Mike watches me dump the embers from the smoker into a little pit I’ve dug with the heel of my boot. “Would you believe me if I said I’d come to buy honey?”

“Nobody has a honey emergency at six
a.m
.” I laugh.

“Then I guess I came to see how you’re holding up.”

I let my breath out in a long stream. “How I’m holding up,” I repeat. “Well, I’m overtired, and a skunk tried to get into one of my hives, and I had way too much to drink last night and none of that’s enough to take my mind off the fact that jury deliberations are going on their third day.”

Keeping his eyes on me the whole time, Mike closes the space between us and kisses me so softly that it might be a breath or a wish. His eyelashes brush my cheek; his hand slides around the back of my neck. He doesn’t hold me as much as he anchors me, so that I know that at any time, I could pull away.

But I don’t. I lean forward, and I kiss him back.

He tastes of mint and coffee, and I realize that I’m the one struggling to get closer, to bleed into his edges. He waits until I lock my arms around his neck and then he surges toward me, his hands on my spine and my shoulders and tangled in my hair, his lips and tongue consuming me like I am nectar.

Mike nips at me and I gasp, because it’s pain but it’s not; it’s soothed as soon as it stings.

The bees are a soundtrack. The feel of his fingers on my bare skin—my throat, my wrist, my face—is nearly overwhelming. It’s been that long since I’ve been held.

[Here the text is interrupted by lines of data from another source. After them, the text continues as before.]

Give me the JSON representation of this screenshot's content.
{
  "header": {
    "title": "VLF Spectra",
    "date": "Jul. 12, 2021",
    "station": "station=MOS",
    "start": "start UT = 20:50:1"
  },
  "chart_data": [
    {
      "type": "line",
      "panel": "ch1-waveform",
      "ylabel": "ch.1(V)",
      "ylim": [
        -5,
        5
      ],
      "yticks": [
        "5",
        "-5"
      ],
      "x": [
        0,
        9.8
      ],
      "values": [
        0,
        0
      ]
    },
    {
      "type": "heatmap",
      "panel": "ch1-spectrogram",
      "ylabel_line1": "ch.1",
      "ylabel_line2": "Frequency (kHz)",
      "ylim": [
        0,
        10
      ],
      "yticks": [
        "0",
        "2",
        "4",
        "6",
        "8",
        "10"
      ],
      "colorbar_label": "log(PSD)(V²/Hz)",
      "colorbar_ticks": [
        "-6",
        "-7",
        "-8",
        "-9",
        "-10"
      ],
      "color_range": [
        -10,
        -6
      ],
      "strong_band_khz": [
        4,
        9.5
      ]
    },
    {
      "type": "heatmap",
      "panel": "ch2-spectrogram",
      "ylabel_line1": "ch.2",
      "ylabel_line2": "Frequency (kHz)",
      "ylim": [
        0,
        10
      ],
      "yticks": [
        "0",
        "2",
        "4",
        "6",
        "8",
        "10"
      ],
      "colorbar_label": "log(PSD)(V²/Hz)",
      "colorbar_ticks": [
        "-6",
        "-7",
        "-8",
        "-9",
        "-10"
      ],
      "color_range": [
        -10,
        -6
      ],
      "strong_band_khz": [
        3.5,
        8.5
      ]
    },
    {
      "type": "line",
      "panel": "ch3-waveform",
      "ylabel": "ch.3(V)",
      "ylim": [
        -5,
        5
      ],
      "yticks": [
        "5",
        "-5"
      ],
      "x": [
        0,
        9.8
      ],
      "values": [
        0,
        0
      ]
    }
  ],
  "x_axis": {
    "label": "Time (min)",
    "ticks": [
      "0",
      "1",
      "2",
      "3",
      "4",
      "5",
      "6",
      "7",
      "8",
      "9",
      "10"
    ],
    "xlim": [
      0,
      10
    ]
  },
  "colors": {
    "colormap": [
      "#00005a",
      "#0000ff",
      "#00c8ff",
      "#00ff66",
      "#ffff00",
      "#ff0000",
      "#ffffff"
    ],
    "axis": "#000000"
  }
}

Pressed against me, I can feel how hard he is, how much closer he wants to be. But he is the one to drag his mouth away, to rest his forehead against mine. His voice, when he finds it, is shaking. “How was that for a distraction?” he asks.

I feel capsized, upended, inside out.
I don’t like it when I can’t see what’s coming.

Maybe this can be an exception.

“It’s a start,” I say.


A SNAPSHOT:
Thursday, 9:00
a.m
.

The verdict is in, the bailiff says.

It takes me and Jordan, on either side of Asher, to move him into the courtroom. He is wooden with fear. I take up my position behind
him, sitting beside Selena. Asher’s face is drained of color, his eyes wide and terrified. “I think I’m going to throw up,” he whispers over his shoulder.

If there is a presumption of innocence, why do juries say guilty or not guilty? Why not innocent or not innocent?

Asher’s sweating so profusely that the collar of his shirt is soaked.

This is the moment,
I think.
This is when I lose my child, or get him back.